Let $a,b \in \mathbb R$ with $a < b$. Let $U := (a, b)$. Let $f:U \to \mathbb R$ be integrable. Let $\varphi:U \to \mathbb R$ be injective and continuously differentiable.
By change of variables formula, we have $$ \int_{\varphi (U)} f(v) \, \mathrm d v = \int_a^b f (\varphi (u)) |\varphi ' (u)| \, \mathrm d u. \tag{1} $$
In this note, we have $$ \int_{\varphi (a)}^{\varphi (b)} f(v) \, \mathrm d v = \int_a^b f (\varphi (u)) \varphi ' (u) \, \mathrm d u. \tag{2} $$
Could you explain how to go from (1) to (2)?

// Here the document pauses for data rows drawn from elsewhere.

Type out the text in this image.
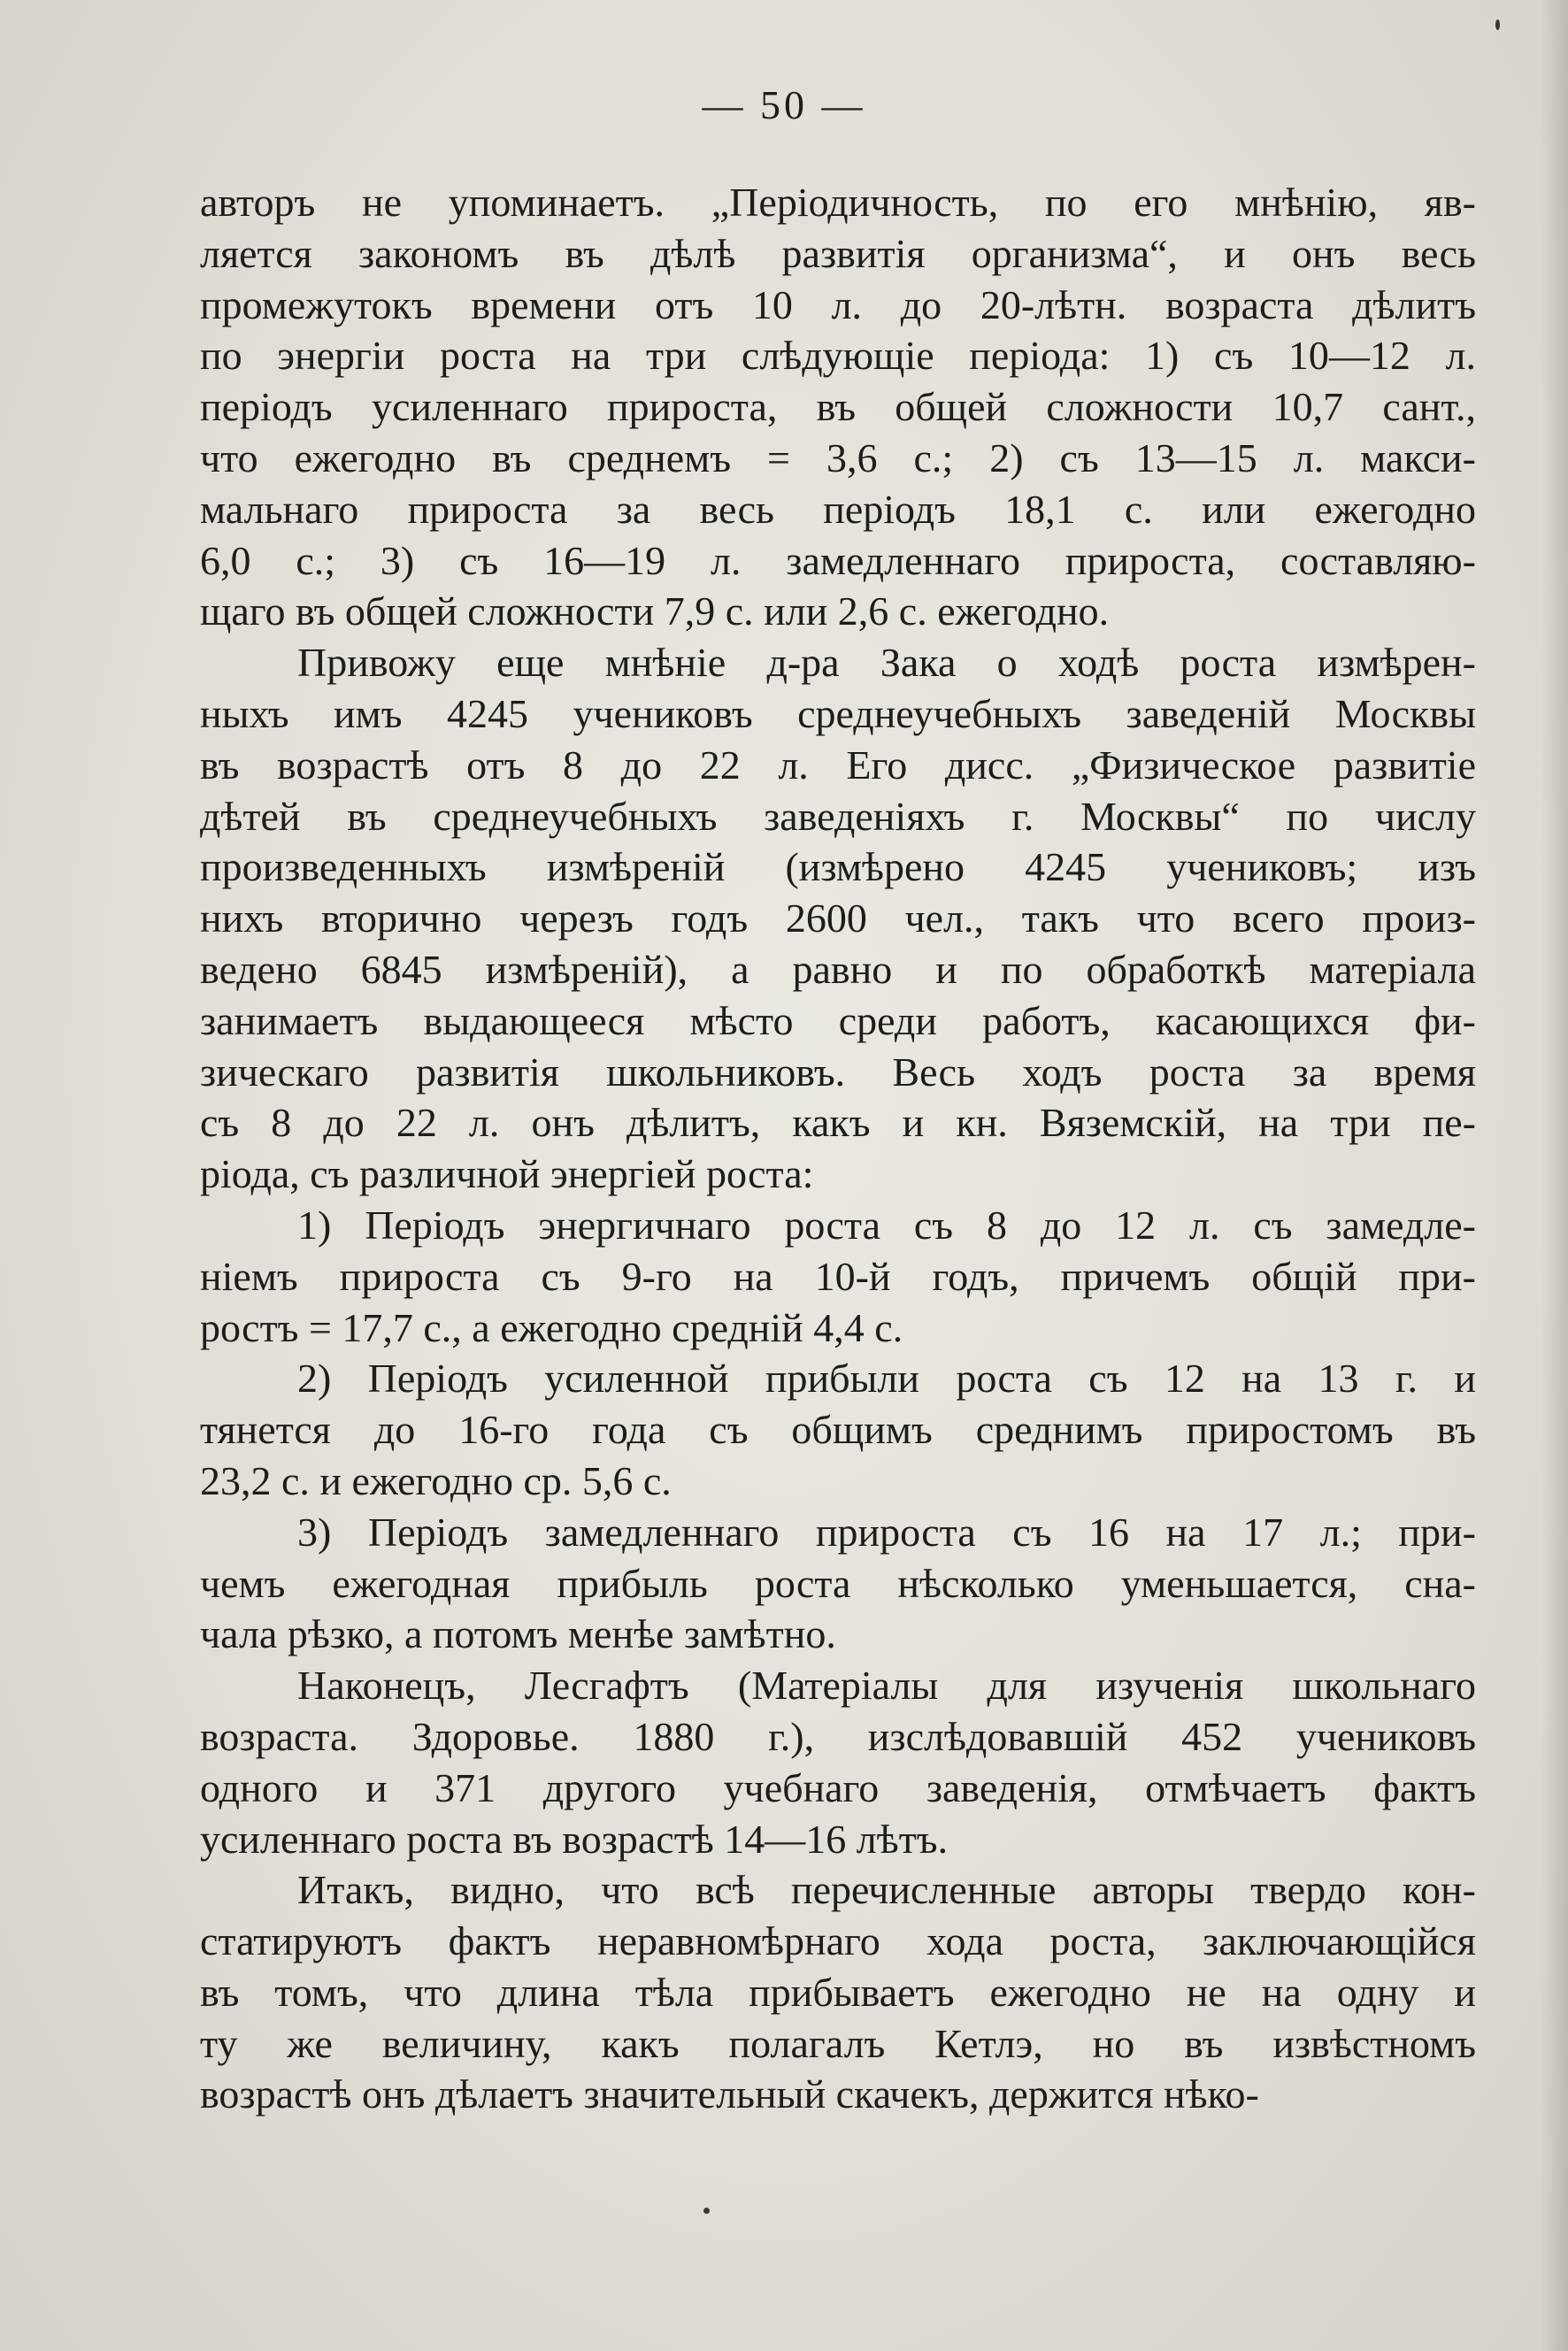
— 50 —

авторъ не упоминаетъ. „Періодичность, по его мнѣнію, яв-
ляется закономъ въ дѣлѣ развитія организма“, и онъ весь
промежутокъ времени отъ 10 л. до 20-лѣтн. возраста дѣлитъ
по энергіи роста на три слѣдующіе періода: 1) съ 10—12 л.
періодъ усиленнаго прироста, въ общей сложности 10,7 сант.,
что ежегодно въ среднемъ = 3,6 с.; 2) съ 13—15 л. макси-
мальнаго прироста за весь періодъ 18,1 с. или ежегодно
6,0 с.; 3) съ 16—19 л. замедленнаго прироста, составляю-
щаго въ общей сложности 7,9 с. или 2,6 с. ежегодно.

Привожу еще мнѣніе д-ра Зака о ходѣ роста измѣрен-
ныхъ имъ 4245 учениковъ среднеучебныхъ заведеній Москвы
въ возрастѣ отъ 8 до 22 л. Его дисс. „Физическое развитіе
дѣтей въ среднеучебныхъ заведеніяхъ г. Москвы“ по числу
произведенныхъ измѣреній (измѣрено 4245 учениковъ; изъ
нихъ вторично черезъ годъ 2600 чел., такъ что всего произ-
ведено 6845 измѣреній), а равно и по обработкѣ матеріала
занимаетъ выдающееся мѣсто среди работъ, касающихся фи-
зическаго развитія школьниковъ. Весь ходъ роста за время
съ 8 до 22 л. онъ дѣлитъ, какъ и кн. Вяземскій, на три пе-
ріода, съ различной энергіей роста:

1) Періодъ энергичнаго роста съ 8 до 12 л. съ замедле-
ніемъ прироста съ 9-го на 10-й годъ, причемъ общій при-
ростъ = 17,7 с., а ежегодно средній 4,4 с.

2) Періодъ усиленной прибыли роста съ 12 на 13 г. и
тянется до 16-го года съ общимъ среднимъ приростомъ въ
23,2 с. и ежегодно ср. 5,6 с.

3) Періодъ замедленнаго прироста съ 16 на 17 л.; при-
чемъ ежегодная прибыль роста нѣсколько уменьшается, сна-
чала рѣзко, а потомъ менѣе замѣтно.

Наконецъ, Лесгафтъ (Матеріалы для изученія школьнаго
возраста. Здоровье. 1880 г.), изслѣдовавшій 452 учениковъ
одного и 371 другого учебнаго заведенія, отмѣчаетъ фактъ
усиленнаго роста въ возрастѣ 14—16 лѣтъ.

Итакъ, видно, что всѣ перечисленные авторы твердо кон-
статируютъ фактъ неравномѣрнаго хода роста, заключающійся
въ томъ, что длина тѣла прибываетъ ежегодно не на одну и
ту же величину, какъ полагалъ Кетлэ, но въ извѣстномъ
возрастѣ онъ дѣлаетъ значительный скачекъ, держится нѣко-
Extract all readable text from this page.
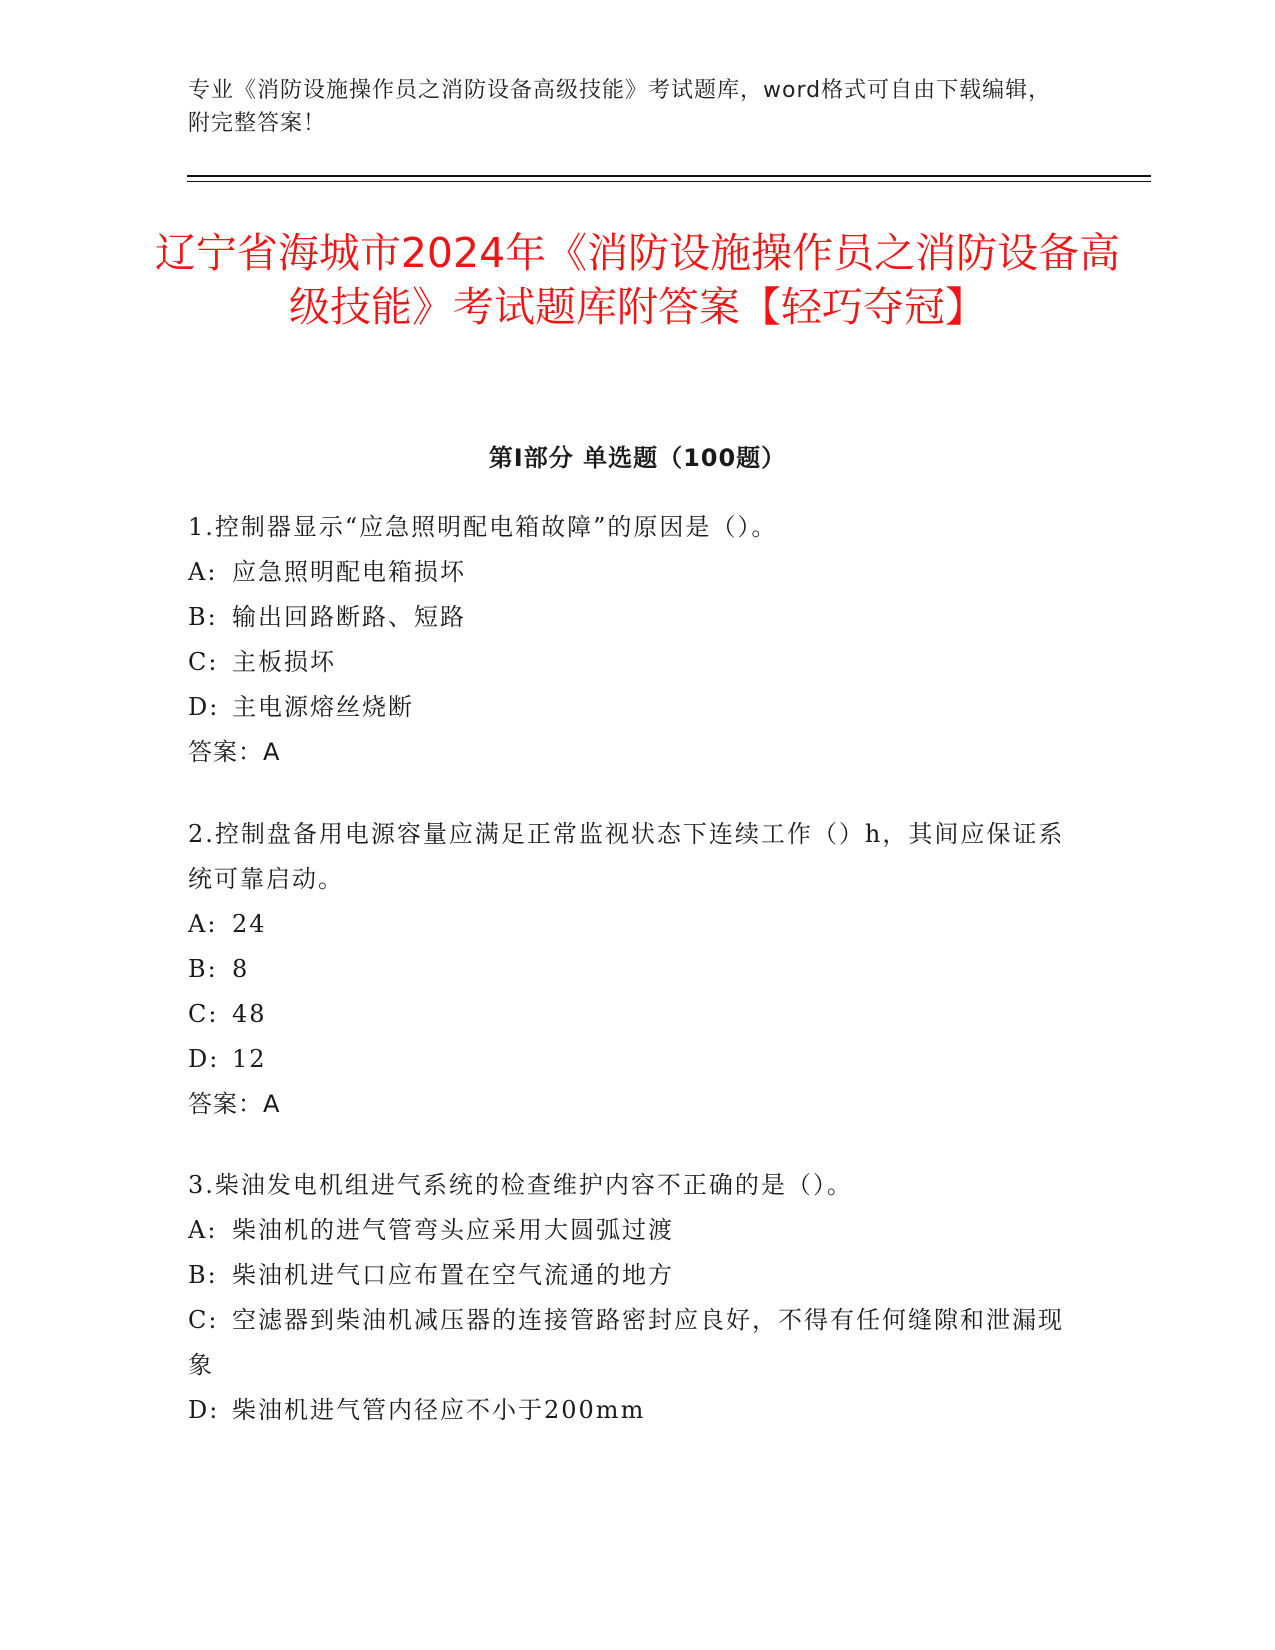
专业《消防设施操作员之消防设备高级技能》考试题库，word格式可自由下载编辑，附完整答案！
辽宁省海城市2024年《消防设施操作员之消防设备高级技能》考试题库附答案【轻巧夺冠】
第I部分 单选题（100题）
1.控制器显示“应急照明配电箱故障”的原因是（）。
A: 应急照明配电箱损坏
B: 输出回路断路、短路
C: 主板损坏
D: 主电源熔丝烧断
答案：A
2.控制盘备用电源容量应满足正常监视状态下连续工作（）h，其间应保证系统可靠启动。
A: 24
B: 8
C: 48
D: 12
答案：A
3.柴油发电机组进气系统的检查维护内容不正确的是（）。
A: 柴油机的进气管弯头应采用大圆弧过渡
B: 柴油机进气口应布置在空气流通的地方
C: 空滤器到柴油机减压器的连接管路密封应良好，不得有任何缝隙和泄漏现象
D: 柴油机进气管内径应不小于200mm
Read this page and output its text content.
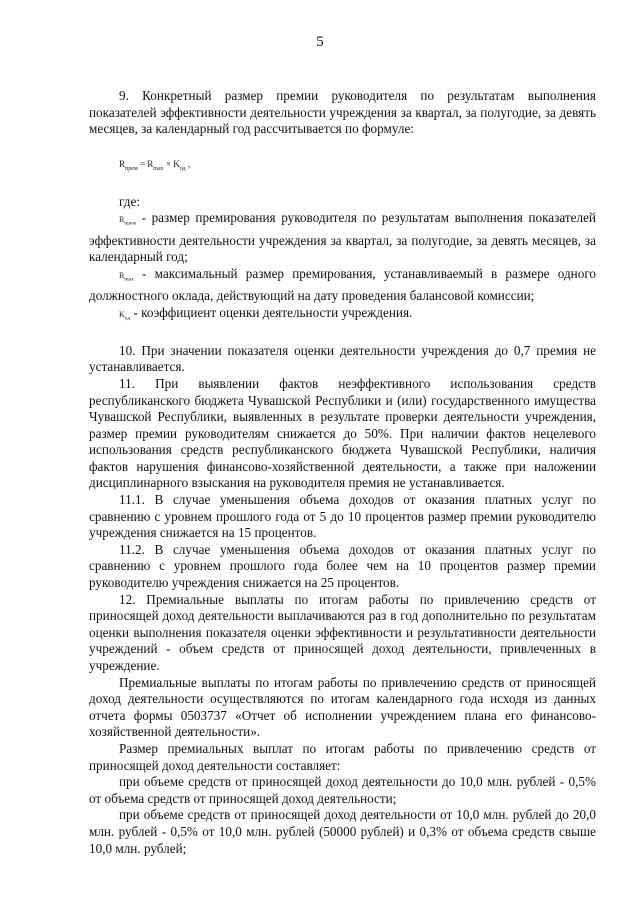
5

9. Конкретный размер премии руководителя по результатам выполнения показателей эффективности деятельности учреждения за квартал, за полугодие, за девять месяцев, за календарный год рассчитывается по формуле:

$R_{прем} = R_{max} \times K_{од}$ ,

где:

$R_{прем}$ - размер премирования руководителя по результатам выполнения показателей эффективности деятельности учреждения за квартал, за полугодие, за девять месяцев, за календарный год;

$R_{max}$ - максимальный размер премирования, устанавливаемый в размере одного должностного оклада, действующий на дату проведения балансовой комиссии;

$K_{од}$ - коэффициент оценки деятельности учреждения.

10. При значении показателя оценки деятельности учреждения до 0,7 премия не устанавливается.

11. При выявлении фактов неэффективного использования средств республиканского бюджета Чувашской Республики и (или) государственного имущества Чувашской Республики, выявленных в результате проверки деятельности учреждения, размер премии руководителям снижается до 50%. При наличии фактов нецелевого использования средств республиканского бюджета Чувашской Республики, наличия фактов нарушения финансово-хозяйственной деятельности, а также при наложении дисциплинарного взыскания на руководителя премия не устанавливается.

11.1. В случае уменьшения объема доходов от оказания платных услуг по сравнению с уровнем прошлого года от 5 до 10 процентов размер премии руководителю учреждения снижается на 15 процентов.

11.2. В случае уменьшения объема доходов от оказания платных услуг по сравнению с уровнем прошлого года более чем на 10 процентов размер премии руководителю учреждения снижается на 25 процентов.

12. Премиальные выплаты по итогам работы по привлечению средств от приносящей доход деятельности выплачиваются раз в год дополнительно по результатам оценки выполнения показателя оценки эффективности и результативности деятельности учреждений - объем средств от приносящей доход деятельности, привлеченных в учреждение.

Премиальные выплаты по итогам работы по привлечению средств от приносящей доход деятельности осуществляются по итогам календарного года исходя из данных отчета формы 0503737 «Отчет об исполнении учреждением плана его финансово-хозяйственной деятельности».

Размер премиальных выплат по итогам работы по привлечению средств от приносящей доход деятельности составляет:

при объеме средств от приносящей доход деятельности до 10,0 млн. рублей - 0,5% от объема средств от приносящей доход деятельности;

при объеме средств от приносящей доход деятельности от 10,0 млн. рублей до 20,0 млн. рублей - 0,5% от 10,0 млн. рублей (50000 рублей) и 0,3% от объема средств свыше 10,0 млн. рублей;
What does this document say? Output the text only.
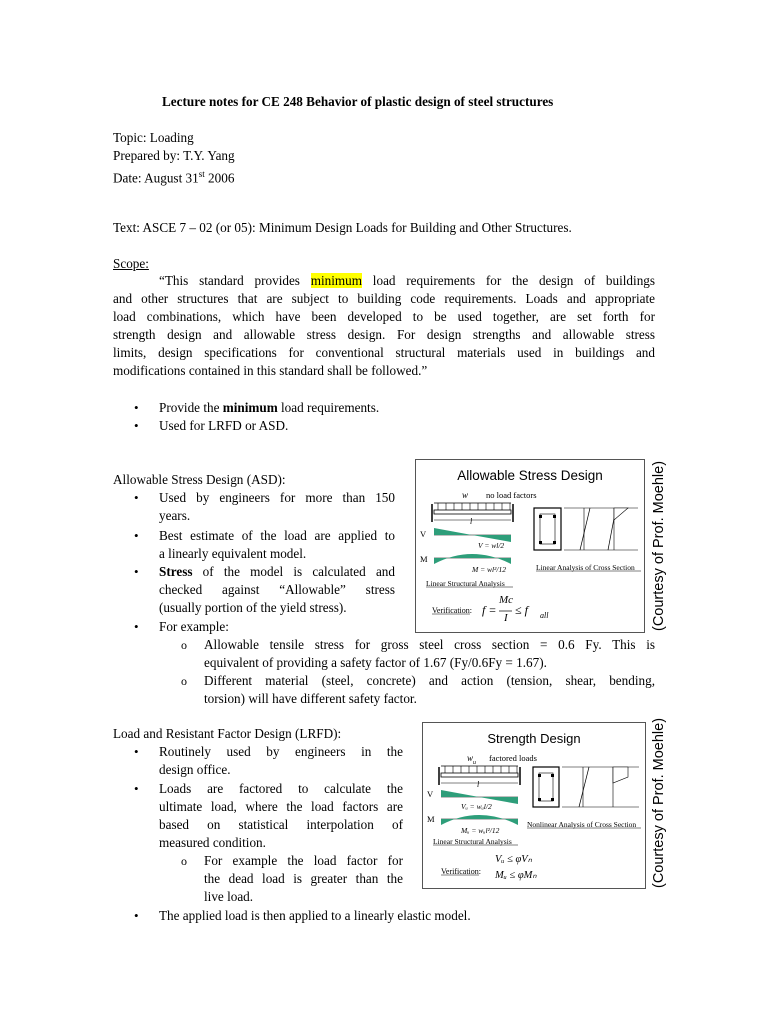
Lecture notes for CE 248 Behavior of plastic design of steel structures
Topic: Loading
Prepared by: T.Y. Yang
Date: August 31st 2006
Text: ASCE 7 – 02 (or 05): Minimum Design Loads for Building and Other Structures.
Scope:
“This standard provides minimum load requirements for the design of buildings
and other structures that are subject to building code requirements. Loads and appropriate
load combinations, which have been developed to be used together, are set forth for
strength design and allowable stress design. For design strengths and allowable stress
limits, design specifications for conventional structural materials used in buildings and
modifications contained in this standard shall be followed.”
• Provide the minimum load requirements.
• Used for LRFD or ASD.
Allowable Stress Design (ASD):
• Used by engineers for more than 150
years.
• Best estimate of the load are applied to
a linearly equivalent model.
• Stress of the model is calculated and
checked against “Allowable” stress
(usually portion of the yield stress).
• For example:
o Allowable tensile stress for gross steel cross section = 0.6 Fy. This is
equivalent of providing a safety factor of 1.67 (Fy/0.6Fy = 1.67).
o Different material (steel, concrete) and action (tension, shear, bending,
torsion) will have different safety factor.
Load and Resistant Factor Design (LRFD):
• Routinely used by engineers in the
design office.
• Loads are factored to calculate the
ultimate load, where the load factors are
based on statistical interpolation of
measured condition.
o For example the load factor for
the dead load is greater than the
live load.
• The applied load is then applied to a linearly elastic model.
Allowable Stress Design
w no load factors
l
V
M
V = wl/2
M = wl²/12
Linear Structural Analysis
Linear Analysis of Cross Section
Verification: f =
Mc
I
≤ f all	(Courtesy of Prof. Moehle)
Strength Design
$w_u$ factored loads
l
V
M
Vᵤ = wᵤl/2
Mᵤ = wᵤl²/12
Linear Structural Analysis
Nonlinear Analysis of Cross Section
Verification:
Vᵤ ≤ φVₙ
Mᵤ ≤ φMₙ	(Courtesy of Prof. Moehle)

If $\varphi$ is increasing, there is no difference between those two expressions.
Now, suppose that $\varphi$ is decreasing and let $[c,d]=\varphi\bigl([a,b]\bigr)$. Then \begin{align} \int_{\varphi(U)}f(v)\,dv&=\int_c^df(v)\,dv\\ &=-\int_d^cf(v)\,dv.\\ &=-\int_{\varphi(a)}^{\varphi(b)}f(v)\,dv \end{align} whereas $$ \int_a^bf(\varphi(u))|\varphi'(u)|\,du=-\int_a^bf(\varphi(u))\varphi'(u)\,du. $$ And $\int_{\varphi(a)}^{\varphi(b)}f(v)\,dv=\int_a^bf(\varphi(u))\varphi'(u)\,du$.